Mandat d’arrêt international contre le général Dabira

Le tribunal français de Meaux a lancé un mandat d'arrêt international contre l'inspecteur général des armées, le général Norbert Dabira, dans le cadre de l’instruction des 353 victimes des rafles effectuées sous le régime Sassou Nguesso en mai 1999, au Beach de Brazzaville, au sortir de la guerre civile. Le général vient d’annoncer lui-même cette nouvelle poursuite en se déclarant «outré par cet acharnement» des juges de Meaux, en région parisienne, où il est propriétaire d’une résidence désormais infréquentable puisque son interpellation (en France ou à l’étranger) le conduirait directement en maison d’arrêt pour être présenté à un magistrat en mesure de décider sa mise en examen.
«J'ai l'impression que les juges veulent faire de moi le bouc-émissaire de cette affaire pour mettre en difficulté le pouvoir de Brazzaville», déclare le général Dabira, en jurant de son innocence dans les rafles perpétrées les 5 et 14 mai 1999 à Brazzaville parmi des jeunes gens fraîchement rapatriés, après un exil de six mois, de l’autre côté du fleuve, au Congo-Kinshasa. A l’époque, un accord tripartite avait été signé sous l’égide de l’Onu par les autorités du Haut commissariat aux réfugiés (HCR) et celles des deux Congo. A l’époque, le président Denis Sassou Nguesso avait d’ailleurs pris la tête d’une campagne nationale prônant le retour au pays des populations chassées par la guerre civile qu’il venait de remporter avec le concours de l’armée angolaise, mais aussi de renforts tchadiens et de supplétifs issu de l’armée de l’ancien régime rwandais. Selon le témoignage des rares rescapés et des enquêteurs d’organisations des droits de l’homme, des éléments de la Garde présidentielle attendaient les rapatriés au port fluvial de Brazzaville (le Beach). Tous racontent un tri conduisant à la mise à mort de centaines de jeunes gens originaires en majorité de la région du Pool et accusés d’avoir servi dans les milices Ninja de l’ancien Premier ministre Bernard Kolelas.

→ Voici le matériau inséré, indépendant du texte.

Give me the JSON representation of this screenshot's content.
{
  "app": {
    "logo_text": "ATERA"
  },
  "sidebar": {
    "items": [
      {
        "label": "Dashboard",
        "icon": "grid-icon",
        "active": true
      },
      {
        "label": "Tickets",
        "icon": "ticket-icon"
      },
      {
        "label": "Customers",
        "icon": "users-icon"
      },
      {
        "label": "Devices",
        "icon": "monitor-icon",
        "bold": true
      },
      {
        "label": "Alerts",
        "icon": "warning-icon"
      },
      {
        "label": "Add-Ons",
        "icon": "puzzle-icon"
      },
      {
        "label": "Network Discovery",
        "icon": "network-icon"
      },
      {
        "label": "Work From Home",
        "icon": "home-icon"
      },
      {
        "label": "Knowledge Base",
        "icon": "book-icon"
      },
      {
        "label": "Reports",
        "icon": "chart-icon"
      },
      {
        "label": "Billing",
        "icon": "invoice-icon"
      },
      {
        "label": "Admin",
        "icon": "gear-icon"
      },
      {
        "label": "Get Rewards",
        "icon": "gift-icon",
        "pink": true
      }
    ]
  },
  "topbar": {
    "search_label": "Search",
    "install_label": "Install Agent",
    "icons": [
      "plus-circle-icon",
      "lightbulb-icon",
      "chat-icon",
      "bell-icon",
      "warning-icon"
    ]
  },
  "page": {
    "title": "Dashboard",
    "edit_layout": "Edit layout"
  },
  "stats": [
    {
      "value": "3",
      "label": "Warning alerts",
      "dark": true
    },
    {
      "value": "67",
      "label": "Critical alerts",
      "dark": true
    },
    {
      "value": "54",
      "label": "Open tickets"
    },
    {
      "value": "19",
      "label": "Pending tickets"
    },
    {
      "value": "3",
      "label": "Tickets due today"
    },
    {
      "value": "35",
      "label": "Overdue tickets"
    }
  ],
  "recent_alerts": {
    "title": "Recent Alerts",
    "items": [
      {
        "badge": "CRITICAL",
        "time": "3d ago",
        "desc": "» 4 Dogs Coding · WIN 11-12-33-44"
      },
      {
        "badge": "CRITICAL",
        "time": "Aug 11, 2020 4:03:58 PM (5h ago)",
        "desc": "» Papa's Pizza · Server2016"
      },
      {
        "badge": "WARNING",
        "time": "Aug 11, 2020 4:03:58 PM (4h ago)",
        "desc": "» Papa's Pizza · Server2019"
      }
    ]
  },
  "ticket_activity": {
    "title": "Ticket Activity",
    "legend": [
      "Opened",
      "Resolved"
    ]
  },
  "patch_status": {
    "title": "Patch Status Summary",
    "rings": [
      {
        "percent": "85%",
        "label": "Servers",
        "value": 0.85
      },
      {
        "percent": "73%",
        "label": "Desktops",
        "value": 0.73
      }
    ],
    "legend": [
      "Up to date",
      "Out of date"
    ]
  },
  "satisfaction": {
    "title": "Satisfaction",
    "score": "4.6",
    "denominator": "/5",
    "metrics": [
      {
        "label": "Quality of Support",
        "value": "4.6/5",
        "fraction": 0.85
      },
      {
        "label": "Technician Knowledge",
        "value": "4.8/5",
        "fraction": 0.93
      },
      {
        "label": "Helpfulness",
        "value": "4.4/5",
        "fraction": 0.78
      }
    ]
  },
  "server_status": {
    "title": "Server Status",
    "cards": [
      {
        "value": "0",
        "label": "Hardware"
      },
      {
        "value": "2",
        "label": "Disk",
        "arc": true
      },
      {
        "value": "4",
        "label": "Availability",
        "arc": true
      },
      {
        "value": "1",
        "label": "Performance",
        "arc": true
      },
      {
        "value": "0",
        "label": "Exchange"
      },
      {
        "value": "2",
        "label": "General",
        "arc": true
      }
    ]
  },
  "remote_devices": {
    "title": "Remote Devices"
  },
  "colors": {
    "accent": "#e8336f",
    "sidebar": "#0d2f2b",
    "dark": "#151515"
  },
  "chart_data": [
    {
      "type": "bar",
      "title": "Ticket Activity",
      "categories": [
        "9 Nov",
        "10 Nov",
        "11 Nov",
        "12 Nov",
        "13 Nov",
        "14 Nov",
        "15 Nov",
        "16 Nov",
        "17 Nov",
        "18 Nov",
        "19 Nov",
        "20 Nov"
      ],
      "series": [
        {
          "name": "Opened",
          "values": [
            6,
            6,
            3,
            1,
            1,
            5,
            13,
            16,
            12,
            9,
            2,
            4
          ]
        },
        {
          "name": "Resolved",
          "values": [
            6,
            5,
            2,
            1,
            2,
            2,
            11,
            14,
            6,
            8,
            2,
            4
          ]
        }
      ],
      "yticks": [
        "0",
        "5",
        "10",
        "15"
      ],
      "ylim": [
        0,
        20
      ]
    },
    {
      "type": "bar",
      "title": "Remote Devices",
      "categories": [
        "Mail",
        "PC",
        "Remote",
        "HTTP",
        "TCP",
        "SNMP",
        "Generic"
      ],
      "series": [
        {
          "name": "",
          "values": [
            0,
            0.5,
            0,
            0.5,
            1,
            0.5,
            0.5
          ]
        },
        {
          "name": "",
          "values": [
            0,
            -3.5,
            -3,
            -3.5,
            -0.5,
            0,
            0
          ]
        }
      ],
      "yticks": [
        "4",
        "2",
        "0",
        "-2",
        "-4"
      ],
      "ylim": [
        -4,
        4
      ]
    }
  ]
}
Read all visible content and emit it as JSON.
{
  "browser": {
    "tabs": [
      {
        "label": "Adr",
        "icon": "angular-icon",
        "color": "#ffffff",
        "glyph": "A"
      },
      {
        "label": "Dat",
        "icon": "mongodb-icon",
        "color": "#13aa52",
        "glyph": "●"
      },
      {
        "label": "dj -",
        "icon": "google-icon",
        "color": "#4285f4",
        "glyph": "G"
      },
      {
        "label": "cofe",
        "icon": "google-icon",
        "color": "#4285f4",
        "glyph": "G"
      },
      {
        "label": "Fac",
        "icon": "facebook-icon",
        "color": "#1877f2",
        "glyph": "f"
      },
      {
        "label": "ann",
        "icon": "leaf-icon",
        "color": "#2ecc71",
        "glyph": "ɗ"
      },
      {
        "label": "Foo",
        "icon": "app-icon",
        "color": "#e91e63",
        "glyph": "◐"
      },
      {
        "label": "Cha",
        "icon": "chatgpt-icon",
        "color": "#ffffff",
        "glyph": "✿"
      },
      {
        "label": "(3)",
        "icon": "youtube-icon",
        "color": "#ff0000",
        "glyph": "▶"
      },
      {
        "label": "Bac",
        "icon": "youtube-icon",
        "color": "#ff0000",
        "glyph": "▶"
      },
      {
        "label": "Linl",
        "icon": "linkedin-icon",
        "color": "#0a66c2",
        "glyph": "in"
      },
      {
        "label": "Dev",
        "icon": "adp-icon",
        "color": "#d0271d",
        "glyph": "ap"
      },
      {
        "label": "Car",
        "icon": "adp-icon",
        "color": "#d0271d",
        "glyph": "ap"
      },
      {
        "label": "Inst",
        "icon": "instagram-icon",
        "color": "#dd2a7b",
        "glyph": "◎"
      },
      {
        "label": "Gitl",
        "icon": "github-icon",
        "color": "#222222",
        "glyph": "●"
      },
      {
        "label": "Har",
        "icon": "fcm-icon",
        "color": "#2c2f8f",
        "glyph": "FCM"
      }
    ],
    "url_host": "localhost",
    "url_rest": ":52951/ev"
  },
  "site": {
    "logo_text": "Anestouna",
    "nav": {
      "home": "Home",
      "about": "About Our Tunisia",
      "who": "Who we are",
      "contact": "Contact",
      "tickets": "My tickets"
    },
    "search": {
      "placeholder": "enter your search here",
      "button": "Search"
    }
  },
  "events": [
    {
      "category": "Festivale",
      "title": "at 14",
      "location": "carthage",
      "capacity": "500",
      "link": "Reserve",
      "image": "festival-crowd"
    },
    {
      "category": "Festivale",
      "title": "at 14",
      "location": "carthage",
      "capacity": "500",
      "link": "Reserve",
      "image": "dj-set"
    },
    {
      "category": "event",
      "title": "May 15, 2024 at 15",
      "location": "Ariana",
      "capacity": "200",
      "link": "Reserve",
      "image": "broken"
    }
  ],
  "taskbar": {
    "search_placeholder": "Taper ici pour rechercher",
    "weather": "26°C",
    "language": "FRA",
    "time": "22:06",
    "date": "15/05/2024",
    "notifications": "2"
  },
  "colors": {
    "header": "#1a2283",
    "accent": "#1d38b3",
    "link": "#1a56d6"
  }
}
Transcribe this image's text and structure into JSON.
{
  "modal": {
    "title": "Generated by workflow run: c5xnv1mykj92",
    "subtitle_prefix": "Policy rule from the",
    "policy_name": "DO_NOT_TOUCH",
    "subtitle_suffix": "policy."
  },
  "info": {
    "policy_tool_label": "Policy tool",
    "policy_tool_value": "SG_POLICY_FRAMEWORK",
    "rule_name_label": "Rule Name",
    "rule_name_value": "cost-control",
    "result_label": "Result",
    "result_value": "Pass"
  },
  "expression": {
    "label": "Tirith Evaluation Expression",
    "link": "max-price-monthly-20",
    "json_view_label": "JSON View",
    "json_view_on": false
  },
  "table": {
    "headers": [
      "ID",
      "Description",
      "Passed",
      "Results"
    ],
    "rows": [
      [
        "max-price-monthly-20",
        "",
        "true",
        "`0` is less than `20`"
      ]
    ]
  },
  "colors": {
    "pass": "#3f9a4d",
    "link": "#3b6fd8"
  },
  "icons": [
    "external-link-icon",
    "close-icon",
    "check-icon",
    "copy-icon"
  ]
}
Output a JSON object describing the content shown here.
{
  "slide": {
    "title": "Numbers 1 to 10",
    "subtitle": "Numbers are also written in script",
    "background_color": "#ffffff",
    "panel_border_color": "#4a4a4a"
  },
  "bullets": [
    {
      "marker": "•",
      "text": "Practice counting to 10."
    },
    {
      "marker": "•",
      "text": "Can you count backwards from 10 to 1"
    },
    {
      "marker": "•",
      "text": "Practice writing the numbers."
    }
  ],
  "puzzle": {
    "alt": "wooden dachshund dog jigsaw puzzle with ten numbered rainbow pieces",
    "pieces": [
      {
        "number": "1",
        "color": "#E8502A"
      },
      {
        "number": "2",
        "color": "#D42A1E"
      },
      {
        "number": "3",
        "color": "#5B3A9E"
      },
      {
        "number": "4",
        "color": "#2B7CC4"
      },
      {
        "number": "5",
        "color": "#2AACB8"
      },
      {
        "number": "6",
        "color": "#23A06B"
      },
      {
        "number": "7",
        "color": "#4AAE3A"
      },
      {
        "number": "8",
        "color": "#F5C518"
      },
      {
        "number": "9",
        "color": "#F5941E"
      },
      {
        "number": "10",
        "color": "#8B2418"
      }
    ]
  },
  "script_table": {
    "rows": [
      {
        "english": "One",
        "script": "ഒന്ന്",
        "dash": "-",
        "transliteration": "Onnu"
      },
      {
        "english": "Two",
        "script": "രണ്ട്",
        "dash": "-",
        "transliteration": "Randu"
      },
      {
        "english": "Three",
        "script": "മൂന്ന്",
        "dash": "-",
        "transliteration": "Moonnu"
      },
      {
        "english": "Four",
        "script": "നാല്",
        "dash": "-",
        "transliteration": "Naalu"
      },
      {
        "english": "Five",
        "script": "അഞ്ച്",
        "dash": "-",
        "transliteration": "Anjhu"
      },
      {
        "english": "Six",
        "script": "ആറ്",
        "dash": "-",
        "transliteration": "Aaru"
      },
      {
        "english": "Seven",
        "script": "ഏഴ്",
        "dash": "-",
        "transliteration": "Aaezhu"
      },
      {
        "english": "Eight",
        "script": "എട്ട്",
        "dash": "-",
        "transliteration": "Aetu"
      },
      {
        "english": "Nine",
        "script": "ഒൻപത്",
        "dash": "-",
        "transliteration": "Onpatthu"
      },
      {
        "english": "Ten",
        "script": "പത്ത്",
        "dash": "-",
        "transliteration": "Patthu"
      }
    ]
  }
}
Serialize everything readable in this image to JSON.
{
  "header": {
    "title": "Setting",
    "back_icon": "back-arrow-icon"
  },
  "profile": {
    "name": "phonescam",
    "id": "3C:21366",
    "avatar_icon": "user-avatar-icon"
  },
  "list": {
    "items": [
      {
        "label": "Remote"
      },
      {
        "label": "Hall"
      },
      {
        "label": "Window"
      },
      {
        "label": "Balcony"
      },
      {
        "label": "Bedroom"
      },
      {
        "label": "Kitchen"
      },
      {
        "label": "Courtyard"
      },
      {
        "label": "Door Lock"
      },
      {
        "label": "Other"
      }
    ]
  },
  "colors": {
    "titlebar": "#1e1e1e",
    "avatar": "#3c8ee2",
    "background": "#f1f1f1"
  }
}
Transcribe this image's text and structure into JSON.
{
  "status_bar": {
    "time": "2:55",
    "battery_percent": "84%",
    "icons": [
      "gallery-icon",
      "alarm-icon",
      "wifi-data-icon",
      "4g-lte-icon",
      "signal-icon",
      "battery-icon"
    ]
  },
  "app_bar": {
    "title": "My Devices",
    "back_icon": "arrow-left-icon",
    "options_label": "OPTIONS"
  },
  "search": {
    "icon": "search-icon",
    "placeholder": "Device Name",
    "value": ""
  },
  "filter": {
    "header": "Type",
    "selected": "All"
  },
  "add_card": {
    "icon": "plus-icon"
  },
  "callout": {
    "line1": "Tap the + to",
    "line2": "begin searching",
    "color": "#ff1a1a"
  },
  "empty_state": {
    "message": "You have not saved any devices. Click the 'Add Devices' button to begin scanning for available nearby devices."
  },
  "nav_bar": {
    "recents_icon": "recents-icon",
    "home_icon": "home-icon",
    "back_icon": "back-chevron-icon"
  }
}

Sous la pression internationale, la justice congolaise avait ouvert une instruction en août 2000. L’enquête n'avait pas avancé mais elle avait été relancée en 2002, à la suite de l'ouverture d’une instruction judiciaire en France. Différentes personnalités politiques et des officiers des forces de sécurité avaient été entendus. Mais finalement, nul n'a été inculpé. Cinq ans après la tragédie, les familles des «disparus du Beach» attendent toujours de savoir où gisent les corps de leurs enfants. Des témoins assurent que beaucoup ont été brûlés près du camp de la garde présidentielle. D’autres seraient enfouis aux abords de différents commissariats. Bravant les menaces des autorités, certaines familles se sont organisées en un comité qui a pu recenser 353 noms. Les autres ne souhaitent même pas être citées. Le porte-parole du comité des familles, le colonel Touanga rappelle aujourd’hui que, si la commission d’enquête parlementaire demandée au Congo a été effectivement formée le 2 juillet 2001, ses initiateurs ont pris soin de «fixer à leur rapport un délai dépassant la durée de leur mandat». L’enquête est restée sans suite.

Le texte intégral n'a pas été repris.